The term “capital gain” is defined in section 995-1 as follows:

‘capital gain: for each *CGT event a capital gain is worked out in the way described in that event.’

The capital gain in question is the gain made by Trust A from CGT Event J5.

The amount referred to in the expression ‘amount mentioned in subsection 115-225(1)’ in paragraphs (a) to (c) of subsection 115-215(3) is the amount of a beneficiary’s attributable gain.

Paragraph (a) of subsection 115-215(3) is relevant to the present circumstances. Under paragraph (a) where a capital gain is not reduced at the trust level by both the CGT discount percentage (step 3 of the method statement) and the small business 50% reduction in Subdivision 152-C, no grossing up will be required of a beneficiary’s attributable gain.
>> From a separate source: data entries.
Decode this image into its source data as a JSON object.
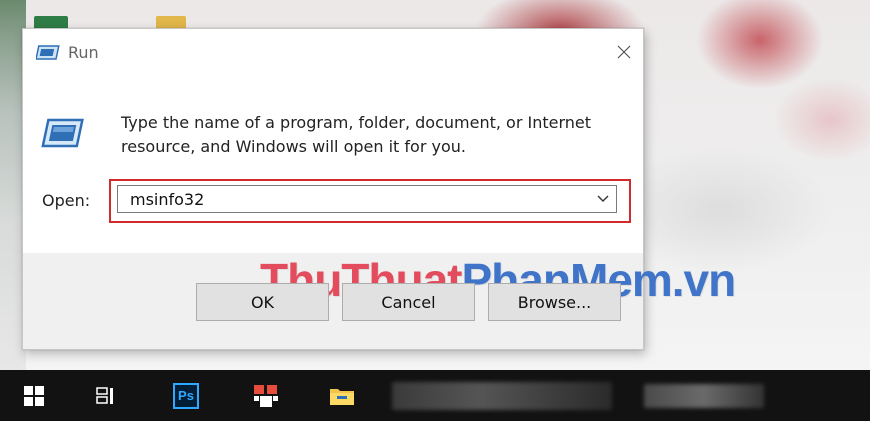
{
  "dialog": {
    "title": "Run",
    "description_line1": "Type the name of a program, folder, document, or Internet",
    "description_line2": "resource, and Windows will open it for you.",
    "open_label": "Open:",
    "open_value": "msinfo32",
    "buttons": {
      "ok": "OK",
      "cancel": "Cancel",
      "browse": "Browse..."
    },
    "highlight_color": "#d22b2b"
  },
  "watermark": {
    "part1": "ThuThuat",
    "part2": "PhanMem",
    "part3": ".vn"
  },
  "taskbar": {
    "ps_label": "Ps",
    "icons": [
      "windows-start-icon",
      "task-view-icon",
      "photoshop-icon",
      "app-icon",
      "file-explorer-icon"
    ]
  },
  "colors": {
    "accent_blue": "#2f6fb5",
    "taskbar": "#121212",
    "watermark_red": "#e34c5d",
    "watermark_blue": "#3f74c9"
  }
}
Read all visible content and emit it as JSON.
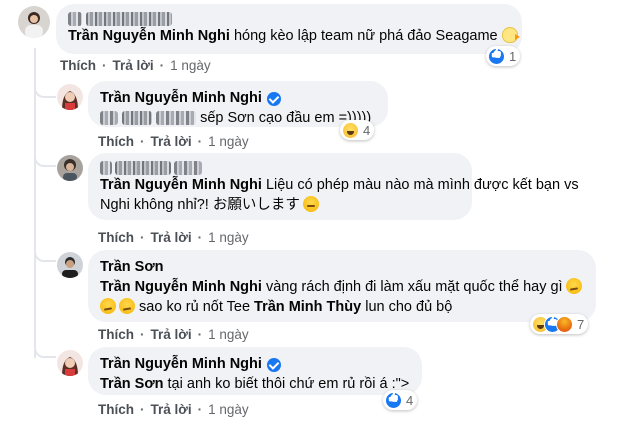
{
  "comment_main": {
    "author_blurred": true,
    "mention": "Trần Nguyễn Minh Nghi",
    "text": "hóng kèo lập team nữ phá đảo Seagame",
    "reaction_count": "1",
    "like": "Thích",
    "reply": "Trả lời",
    "time": "1 ngày"
  },
  "reply1": {
    "author": "Trần Nguyễn Minh Nghi",
    "text": "sếp Sơn cạo đầu em =)))))",
    "reaction_count": "4",
    "like": "Thích",
    "reply": "Trả lời",
    "time": "1 ngày"
  },
  "reply2": {
    "mention": "Trần Nguyễn Minh Nghi",
    "text_line1": "Liệu có phép màu nào mà mình được kết bạn vs",
    "text_line2": "Nghi không nhỉ?! お願いします",
    "like": "Thích",
    "reply": "Trả lời",
    "time": "1 ngày"
  },
  "reply3": {
    "author": "Trần Sơn",
    "mention": "Trần Nguyễn Minh Nghi",
    "text_line1": "vàng rách định đi làm xấu mặt quốc thể hay gì",
    "text_line2a": "sao ko rủ nốt Tee",
    "mention2": "Trần Minh Thùy",
    "text_line2b": "lun cho đủ bộ",
    "reaction_count": "7",
    "like": "Thích",
    "reply": "Trả lời",
    "time": "1 ngày"
  },
  "reply4": {
    "author": "Trần Nguyễn Minh Nghi",
    "mention": "Trần Sơn",
    "text": "tại anh ko biết thôi chứ em rủ rồi á :\">",
    "reaction_count": "4",
    "like": "Thích",
    "reply": "Trả lời",
    "time": "1 ngày"
  },
  "colors": {
    "bubble_bg": "#f0f2f5",
    "like_blue": "#1877f2",
    "meta_gray": "#65676b"
  },
  "icons": [
    "verified-badge-icon",
    "like-reaction-icon",
    "haha-reaction-icon",
    "angry-reaction-icon",
    "sweat-smile-emoji",
    "smirk-emoji",
    "chick-emoji"
  ]
}
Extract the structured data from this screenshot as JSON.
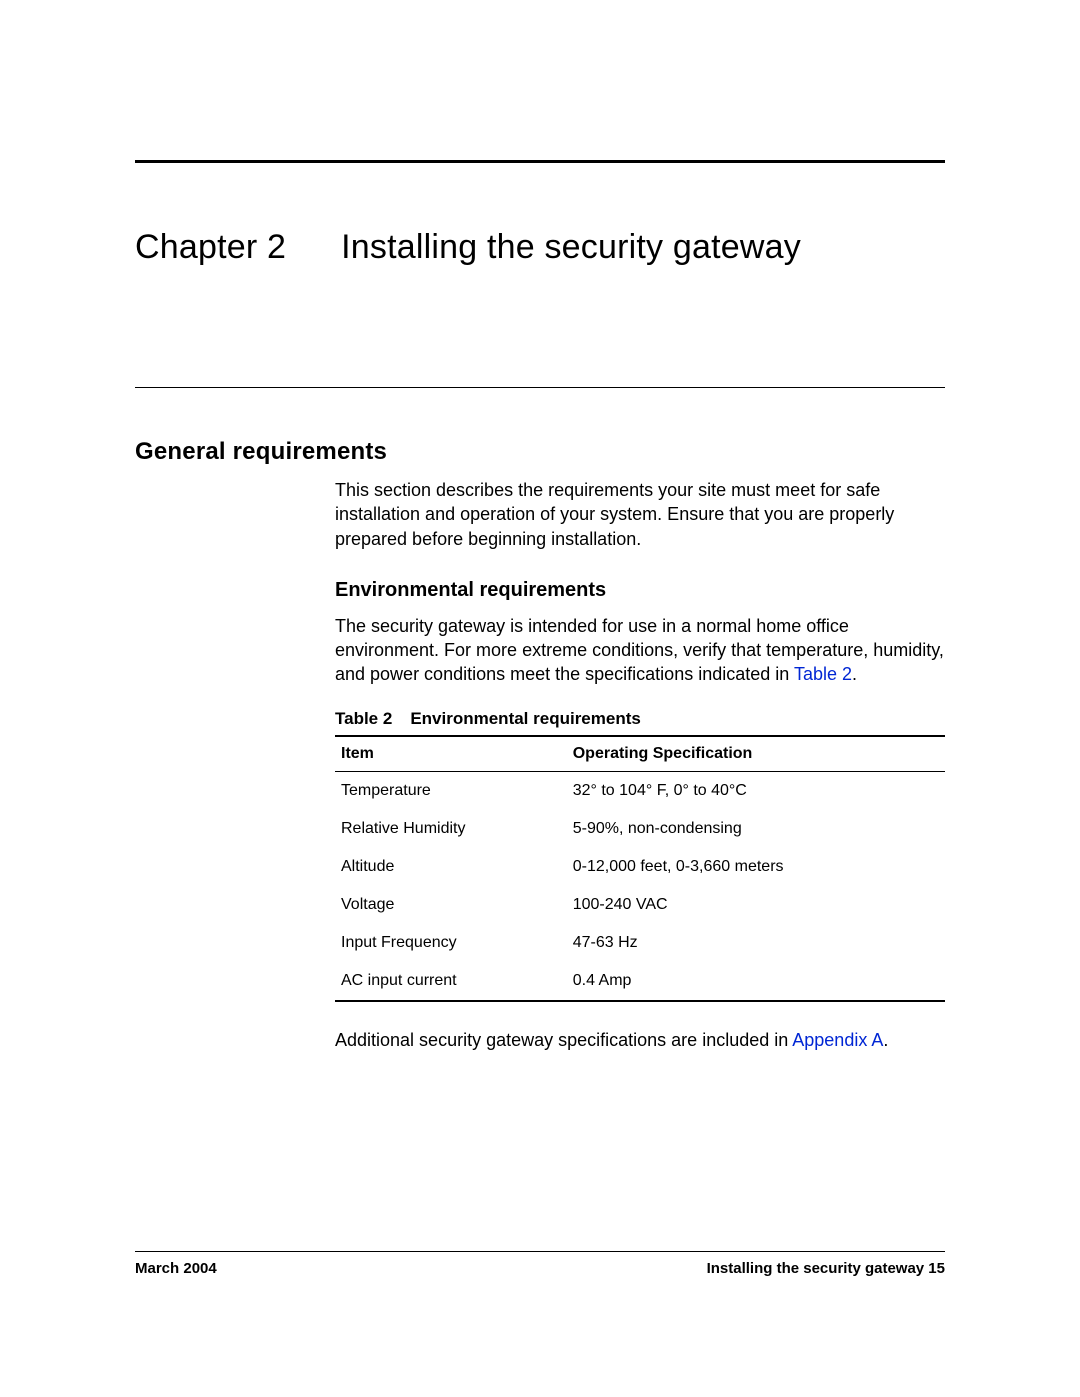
{
  "chapter": {
    "label": "Chapter 2",
    "title": "Installing the security gateway"
  },
  "section": {
    "heading": "General requirements",
    "intro": "This section describes the requirements your site must meet for safe installation and operation of your system. Ensure that you are properly prepared before beginning installation."
  },
  "subsection": {
    "heading": "Environmental requirements",
    "para_before_link": "The security gateway is intended for use in a normal home office environment. For more extreme conditions, verify that temperature, humidity, and power conditions meet the specifications indicated in ",
    "link_text": "Table 2",
    "para_after_link": "."
  },
  "table": {
    "caption_label": "Table 2",
    "caption_title": "Environmental requirements",
    "headers": {
      "col1": "Item",
      "col2": "Operating Specification"
    },
    "rows": [
      {
        "item": "Temperature",
        "spec": "32° to 104° F, 0° to 40°C"
      },
      {
        "item": "Relative Humidity",
        "spec": "5-90%, non-condensing"
      },
      {
        "item": "Altitude",
        "spec": "0-12,000 feet, 0-3,660 meters"
      },
      {
        "item": "Voltage",
        "spec": "100-240 VAC"
      },
      {
        "item": "Input Frequency",
        "spec": "47-63 Hz"
      },
      {
        "item": "AC input current",
        "spec": "0.4 Amp"
      }
    ]
  },
  "closing": {
    "before_link": "Additional security gateway specifications are included in ",
    "link_text": "Appendix A",
    "after_link": "."
  },
  "footer": {
    "left": "March 2004",
    "right": "Installing the security gateway 15"
  }
}
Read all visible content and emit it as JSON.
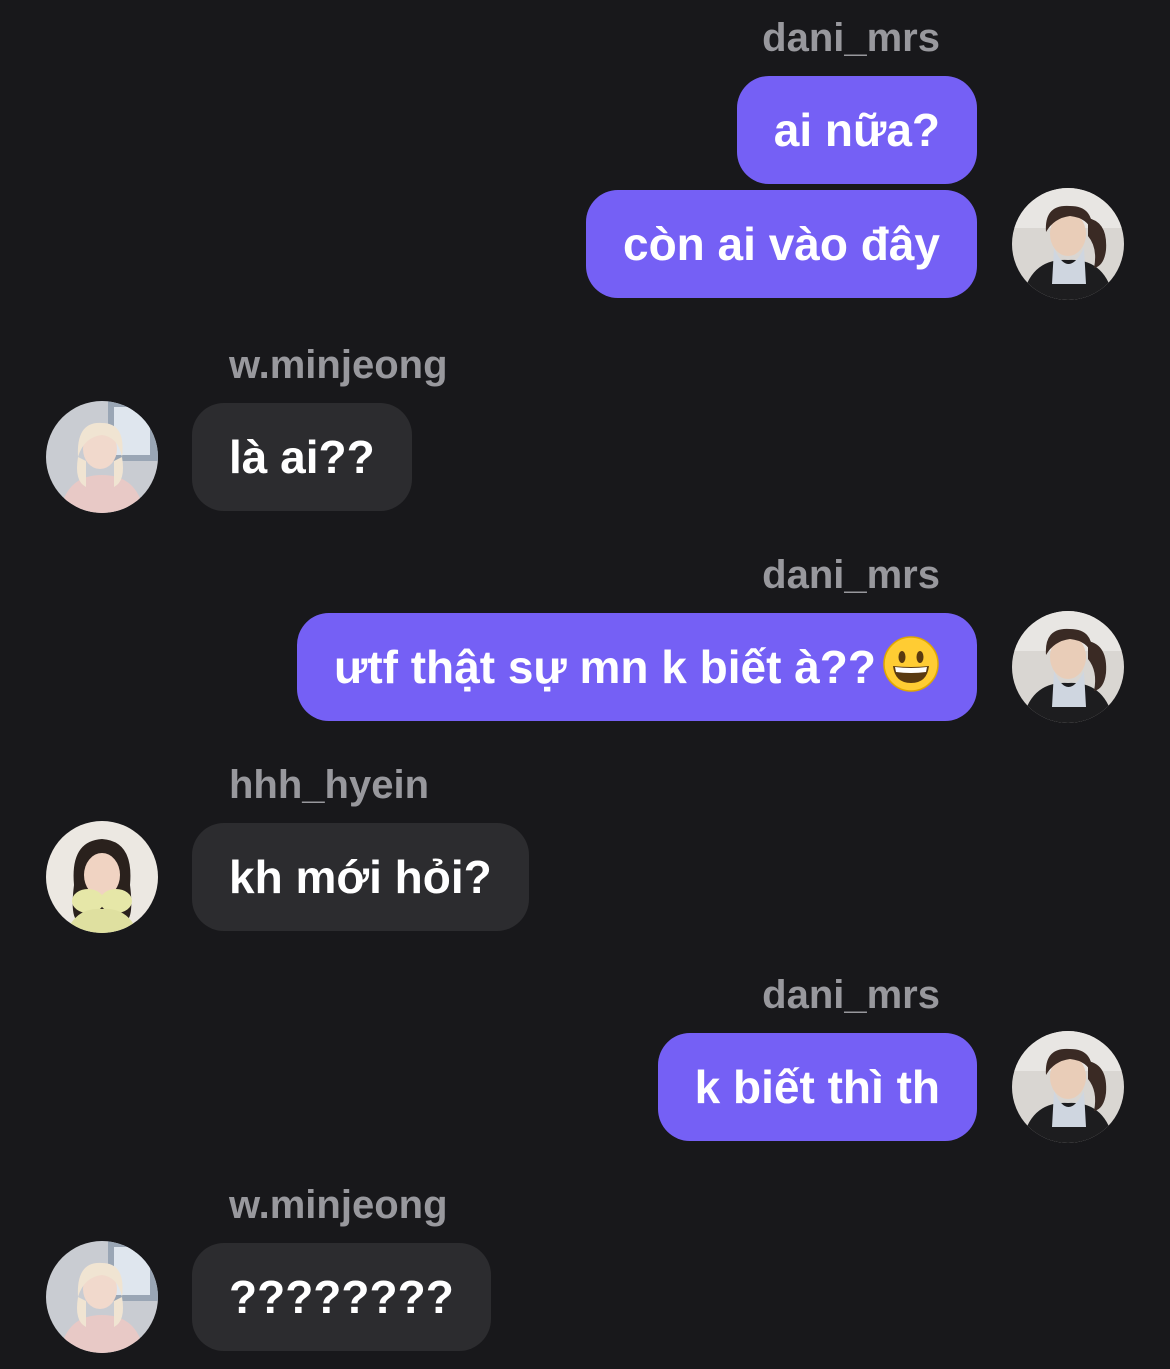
{
  "colors": {
    "background": "#18181b",
    "outgoing_bubble": "#7560f5",
    "incoming_bubble": "#2c2c2f",
    "username": "#98989d",
    "text": "#ffffff"
  },
  "messages": [
    {
      "sender": "dani_mrs",
      "direction": "outgoing",
      "text": "ai nữa?"
    },
    {
      "sender": "dani_mrs",
      "direction": "outgoing",
      "text": "còn ai vào đây"
    },
    {
      "sender": "w.minjeong",
      "direction": "incoming",
      "text": "là ai??"
    },
    {
      "sender": "dani_mrs",
      "direction": "outgoing",
      "text": "ưtf thật sự mn k biết à??",
      "emoji": "grinning-face-emoji"
    },
    {
      "sender": "hhh_hyein",
      "direction": "incoming",
      "text": "kh mới hỏi?"
    },
    {
      "sender": "dani_mrs",
      "direction": "outgoing",
      "text": "k biết thì th"
    },
    {
      "sender": "w.minjeong",
      "direction": "incoming",
      "text": "????????"
    }
  ],
  "groups": [
    {
      "username": "dani_mrs"
    },
    {
      "username": "w.minjeong"
    },
    {
      "username": "dani_mrs"
    },
    {
      "username": "hhh_hyein"
    },
    {
      "username": "dani_mrs"
    },
    {
      "username": "w.minjeong"
    }
  ]
}
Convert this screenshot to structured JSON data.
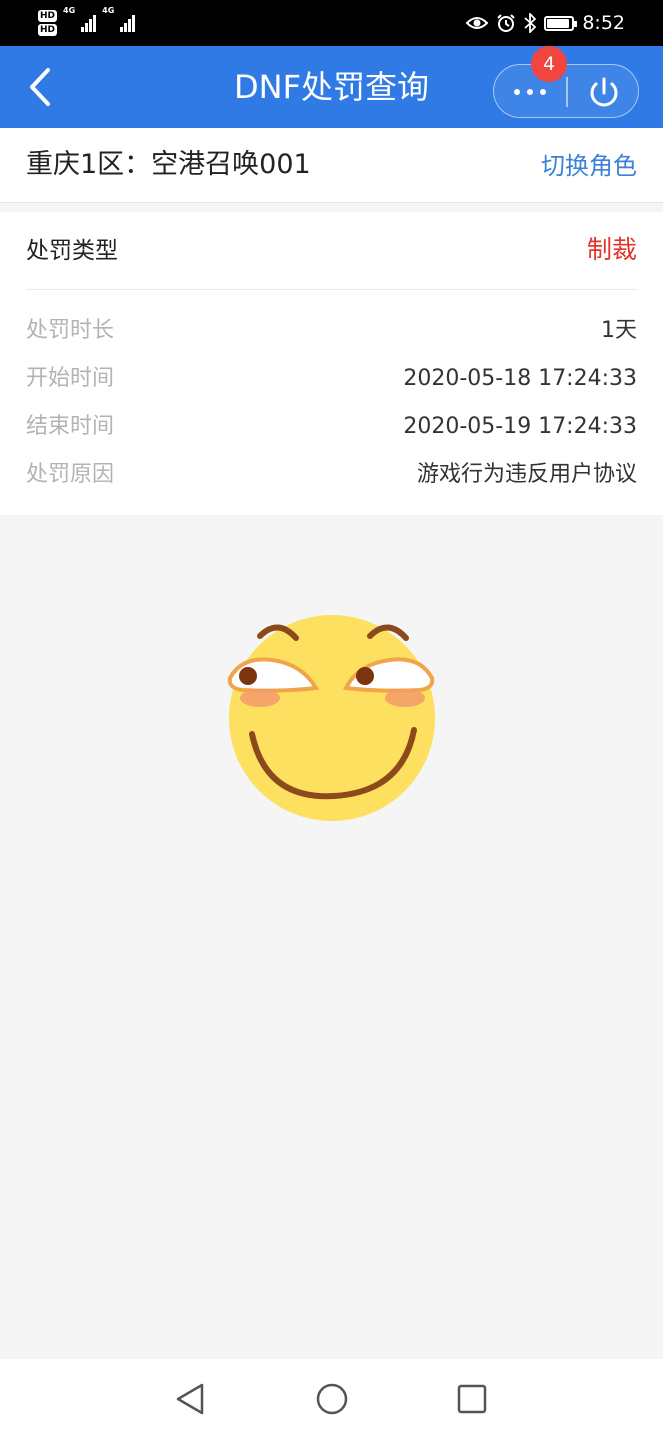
{
  "status_bar": {
    "hd1": "HD",
    "hd2": "HD",
    "net1": "4G",
    "net2": "4G",
    "time": "8:52",
    "icons": [
      "eye-icon",
      "alarm-icon",
      "bluetooth-icon",
      "battery-icon"
    ]
  },
  "header": {
    "title": "DNF处罚查询",
    "badge_count": "4",
    "background": "#2f7ae5"
  },
  "role": {
    "name": "重庆1区：空港召唤001",
    "switch_label": "切换角色"
  },
  "penalty": {
    "type_label": "处罚类型",
    "type_value": "制裁",
    "type_color": "#e0352b",
    "rows": [
      {
        "label": "处罚时长",
        "value": "1天"
      },
      {
        "label": "开始时间",
        "value": "2020-05-18 17:24:33"
      },
      {
        "label": "结束时间",
        "value": "2020-05-19 17:24:33"
      },
      {
        "label": "处罚原因",
        "value": "游戏行为违反用户协议"
      }
    ]
  },
  "illustration": {
    "icon": "smirk-emoji-icon"
  },
  "navbar": {
    "icons": [
      "back-triangle-icon",
      "home-circle-icon",
      "recents-square-icon"
    ]
  }
}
As a result, a beneficiary’s capital gain will be equal to its attributable gain (as determined under section 115-225(1)).

As explained earlier in this report, Trust A cannot reduce the capital gain from CGT Event J5 of $XX amount in accordance with step 3 of the method statement in subsection 102-5(1) by the CGT discount percentage.

Further, Trust A is excluded from reducing the CGT Event J5 gain by the small business 50% reduction concession because of the exclusion found in section 152-10(4).

Consequently, as the capital gain arising from CGT Event J5 was not reduced by both the CGT discount percentage (under method 3 of the method statement) and the small business 50% reduction concession, paragraph 115-215(3)(a) will apply to the attributable gain made by Trust B.

As a result, Trust B will not be required under subsection 115-215(3) to ‘gross up’ its attributable gain.